Dewey Balfa

Cajun Fiddler
Man holding a fiddle.

Photo by Robert Barclay

Bio

Dewey Balfa was born in 1927 in what is called Bayou Grand Louis, a rural area near Mamou, Louisiana. His father, Charles, was a sharecropper in Evangeline Parish and a fourth-generation fiddler who instilled a great love of Cajun music in his children. "The fiddle was always laying around the house," Balfa said, "and it was just as natural to learn to play an instrument or to fiddle as it was to pick up your spoon for you to eat. The women would sing a lot as they did the chores around the house ... loved war songs ... gets your skin chilled, it's so, so meaningful."

Although Balfa chose the fiddle as his instrument, his four brothers were encouraged to participate by playing any instrument they wanted.

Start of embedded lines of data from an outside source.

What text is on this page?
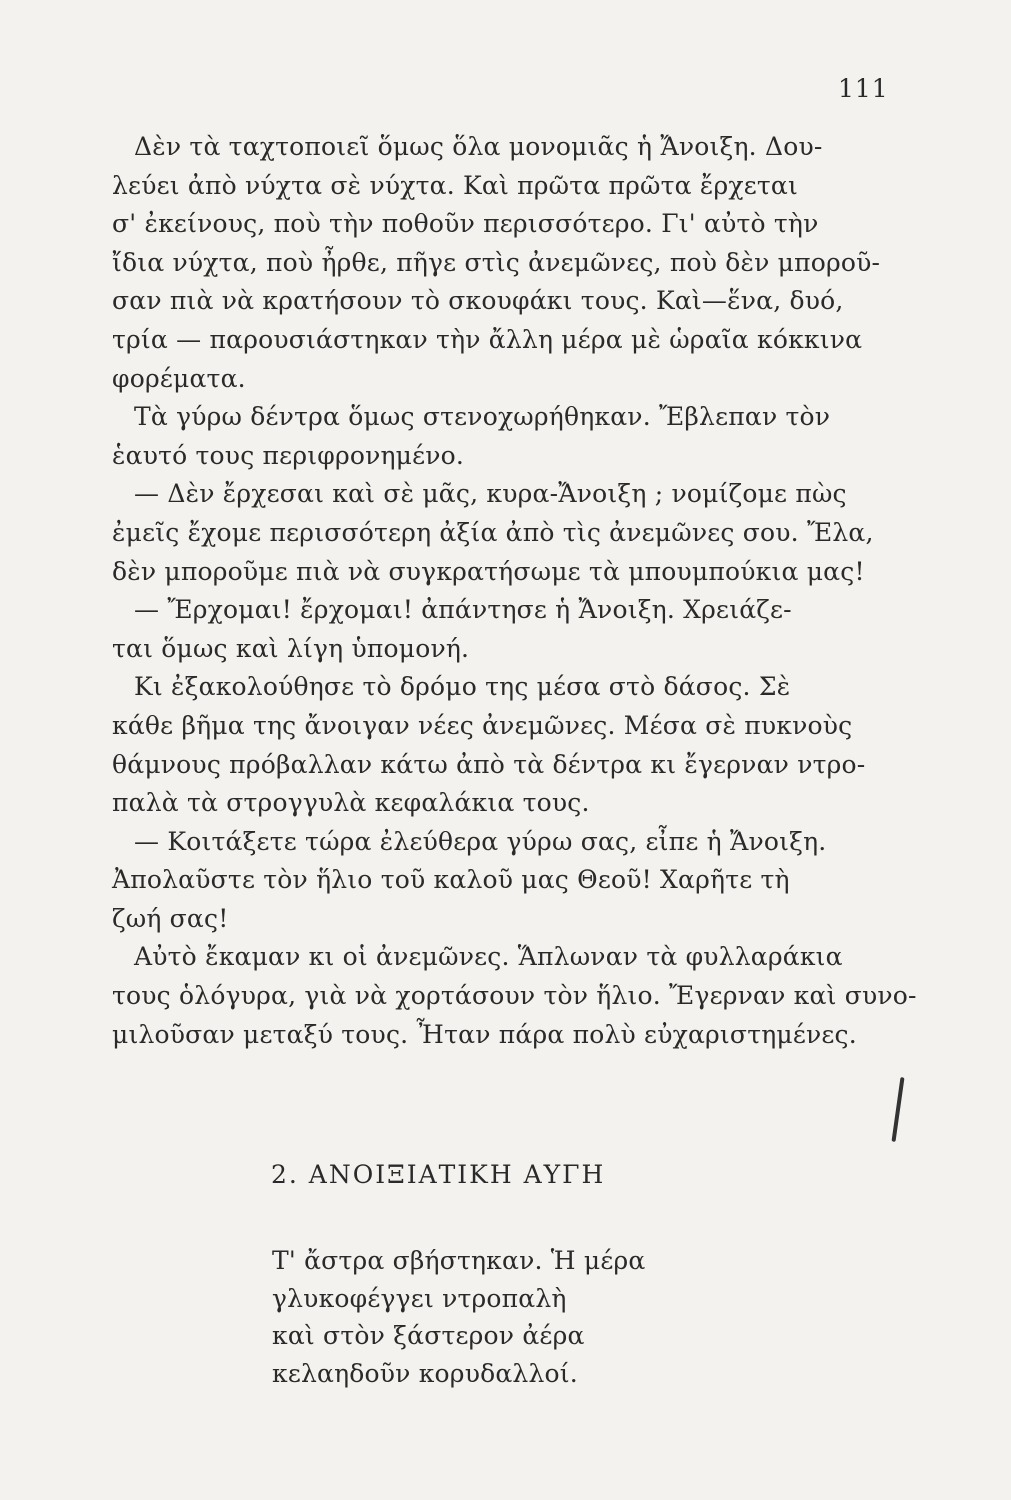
111
Δὲν τὰ ταχτοποιεῖ ὅμως ὅλα μονομιᾶς ἡ Ἄνοιξη. Δου-
λεύει ἀπὸ νύχτα σὲ νύχτα. Καὶ πρῶτα πρῶτα ἔρχεται
σ' ἐκείνους, ποὺ τὴν ποθοῦν περισσότερο. Γι' αὐτὸ τὴν
ἴδια νύχτα, ποὺ ἦρθε, πῆγε στὶς ἀνεμῶνες, ποὺ δὲν μποροῦ-
σαν πιὰ νὰ κρατήσουν τὸ σκουφάκι τους. Καὶ—ἕνα, δυό,
τρία — παρουσιάστηκαν τὴν ἄλλη μέρα μὲ ὡραῖα κόκκινα
φορέματα.
Τὰ γύρω δέντρα ὅμως στενοχωρήθηκαν. Ἔβλεπαν τὸν
ἑαυτό τους περιφρονημένο.
— Δὲν ἔρχεσαι καὶ σὲ μᾶς, κυρα-Ἄνοιξη ; νομίζομε πὼς
ἐμεῖς ἔχομε περισσότερη ἀξία ἀπὸ τὶς ἀνεμῶνες σου. Ἔλα,
δὲν μποροῦμε πιὰ νὰ συγκρατήσωμε τὰ μπουμπούκια μας!
— Ἔρχομαι! ἔρχομαι! ἀπάντησε ἡ Ἄνοιξη. Χρειάζε-
ται ὅμως καὶ λίγη ὑπομονή.
Κι ἐξακολούθησε τὸ δρόμο της μέσα στὸ δάσος. Σὲ
κάθε βῆμα της ἄνοιγαν νέες ἀνεμῶνες. Μέσα σὲ πυκνοὺς
θάμνους πρόβαλλαν κάτω ἀπὸ τὰ δέντρα κι ἔγερναν ντρο-
παλὰ τὰ στρογγυλὰ κεφαλάκια τους.
— Κοιτάξετε τώρα ἐλεύθερα γύρω σας, εἶπε ἡ Ἄνοιξη.
Ἀπολαῦστε τὸν ἥλιο τοῦ καλοῦ μας Θεοῦ! Χαρῆτε τὴ
ζωή σας!
Αὐτὸ ἔκαμαν κι οἱ ἀνεμῶνες. Ἅπλωναν τὰ φυλλαράκια
τους ὁλόγυρα, γιὰ νὰ χορτάσουν τὸν ἥλιο. Ἔγερναν καὶ συνο-
μιλοῦσαν μεταξύ τους. Ἦταν πάρα πολὺ εὐχαριστημένες.
2. ΑΝΟΙΞΙΑΤΙΚΗ ΑΥΓΗ
Τ' ἄστρα σβήστηκαν. Ἡ μέρα
γλυκοφέγγει ντροπαλὴ
καὶ στὸν ξάστερον ἀέρα
κελαηδοῦν κορυδαλλοί.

Young Dewey began learning songs from his father when he was about 13, but it was more difficult than he had expected. About his early fiddling days, he remembered, "My mama would say, 'It sounds like when you catch a cat by the tail. Get out of the house.' So I had to go in the barn."

Balfa said that, in addition to his father, several other musicians influenced him when he was young: J.B. Fusiler, Leo Soileau, Harry Choates, and even Bob Wills. On the weekends and for family gatherings, Dewey joined with his brothers to form a group they called The Balfa Brothers. During the 1940s, the band became very popular in the dance halls of southwestern Louisiana, and in the 1950s and '60s, its music continued to evolve.

In characterizing his distinctive Cajun fiddle style, Balfa said, "[My fiddling has] a lot of double-stops, a lot of drone, a lot of unisons. There's a lot of loneliness and a lot of hurt in Cajun fiddling in spite of the fact that the rhythm is, it's uptempo. The first fiddle would play the melody. The second fiddle would play like bar chords. He would keep the rhythm with the bow. They'd exchange a lot because from the time that there was the two fiddles and the triangle, then the accordion came, then the guitar came, then World War II came, so all these isolated Cajuns went into the service and heard other musics. Some of the changes I'm not crazy about, but I know that if something doesn't change, it doesn't grow, it doesn't stay alive."

In 1964, Balfa was invited to the Newport Folk Festival, where he played guitar as a last-minute replacement with Cajun accordionists Gladius Thibodeaux and Louis "Vinesse" Lejeune. Three years later, The Balfa Brothers band performed at the festival. These performances, Balfa said, had a profound effect upon him and inspired him to devote himself to the preservation of Cajun music. "We were brought up and told that this kind of music's sort of a bastard music," Balfa said. "And you play it for 17,000 people that gives you a standing ovation. It made me realize that no one is better, no music is better than the other music, but then that music is the universal language. It's who you are. I would like to think that I set the fire to the renaissance of Cajun music."

At home, Balfa worked as a bus driver for the Acadia Parish schools and owned a furniture store. In 1968, when the Council for the Development of French in Louisiana was created, he became actively involved in using music as a vehicle for teaching about Cajun culture. In the 1970s, Balfa helped to mount a sustained effort for cultural preservation. He was the host of a weekly Cajun music show on radio station KEUN in Eunice, Louisiana.

The Balfa Brothers played together until 1978, when Dewey's brothers Will and Rodney were killed in an automobile accident. Balfa continued to play, and Rodney Balfa's son Tony joined the group. In later years, Balfa also included his daughters in his band.